Windows in windows

Part of me really hopes that Apple end up shamelessly stealing the idea of what to do next with the tablet form factor from Microsoft rather than Samsung. Now we’re in the process of the transition to iPadOS, it’d be good to see the new branch of the iOS project explore something that’s not tied to a phone’s form factor.1

What’s mind-boggling is that Neo isn’t even a new idea — Microsoft first conceived of a dual-screen, foldable tablet all the way back in 2009 with the “Courier” project, which was a failed attempt to bring similar ideas to life. The Courier is legendary in the technology industry as a dream of how computing could look in the future, but most of us assumed the ideas had died when the project did.

Like many Microsoft projects, the company was simply dreaming too early. […]

Barring the industry waiting a few years to see whether Samsung et al can refine their folding-screen technology into something much more durable (and ideally much cheaper, so that the more-screen-space models don’t just become the premium option for the few who can afford them), it looks to me as if in the medium term Microsoft’s coordinating-two-screens-by-using-clever-software-rather-than-insisting-on-a-seamless-single-screen approach might well be the better way to go. As devices come with more real estate everyone’s going to have to figure out how to use that space best, beyond using it to display films and other visually-pleasing content in full-window apps.

Even on my current hardware2 I’ve appreciated the ability to use Slide Over and Split View and to drag-and-drop content from one app to another.3 Nevertheless, that can’t possibly be the end of the story. I have a sneaky feeling4 that one day the iOS family will sprout an always-on-display task switching/launching app much more flexible than what we currently put up with. Maybe that’s what my second screen is destined to be filled with. Only time (and a period when the different platforms are feeling free to experiment with the form factor and what that frees up) will tell.
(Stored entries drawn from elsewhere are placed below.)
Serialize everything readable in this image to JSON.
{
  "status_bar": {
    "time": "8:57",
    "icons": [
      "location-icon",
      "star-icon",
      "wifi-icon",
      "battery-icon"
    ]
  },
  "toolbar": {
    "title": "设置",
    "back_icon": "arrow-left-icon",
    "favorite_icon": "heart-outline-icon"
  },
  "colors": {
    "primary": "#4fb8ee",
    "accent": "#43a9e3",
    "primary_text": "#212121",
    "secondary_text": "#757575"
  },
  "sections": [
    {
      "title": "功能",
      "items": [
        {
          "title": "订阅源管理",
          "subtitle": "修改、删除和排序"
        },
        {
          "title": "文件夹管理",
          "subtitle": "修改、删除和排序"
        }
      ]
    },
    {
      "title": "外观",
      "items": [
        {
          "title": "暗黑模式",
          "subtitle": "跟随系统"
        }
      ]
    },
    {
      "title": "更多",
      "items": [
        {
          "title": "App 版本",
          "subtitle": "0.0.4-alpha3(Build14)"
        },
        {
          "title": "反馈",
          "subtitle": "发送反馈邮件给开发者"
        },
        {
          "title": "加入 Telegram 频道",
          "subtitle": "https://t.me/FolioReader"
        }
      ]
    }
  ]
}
  1. It’s worth noting at this point that Microsoft’s announcement is of a concept they plan to turn into hardware a year from now, so there’s tons of room for what appears for the end of 2020 to be a huge disappointment.
  2. An iPad Mini 4 that I suspect is about to see its last major iOS upgrade once I move over to iPadOS 13.
  3. Yes, it’s a relatively small screen, but I carry it in a bag more or less wherever I go: the trade-off for greater-than-phone screen space and a decent amount of processing power it makes available to me is comfortably worth the need to have my bag to hand. I did ponder for a few minutes the other day whether there was some sort of sling/pouch I could attach my iPad Mini to to free up both hands and keep it handy, but I’m not quite at the ‘look at my sexy tricorder’ stage yet. Not quite.
  4. If only James Thomson’s recent announcement had been not of the death of DragThing but rather an announcement of an iPadOS port of DragThing. Now that would have been something I’d have very happily happily paid for all over again. I do miss the days of using MacOS X and having LaunchBar and DragThing and Hazel and AppleScript available. What couldn’t I do with that toolkit to hand?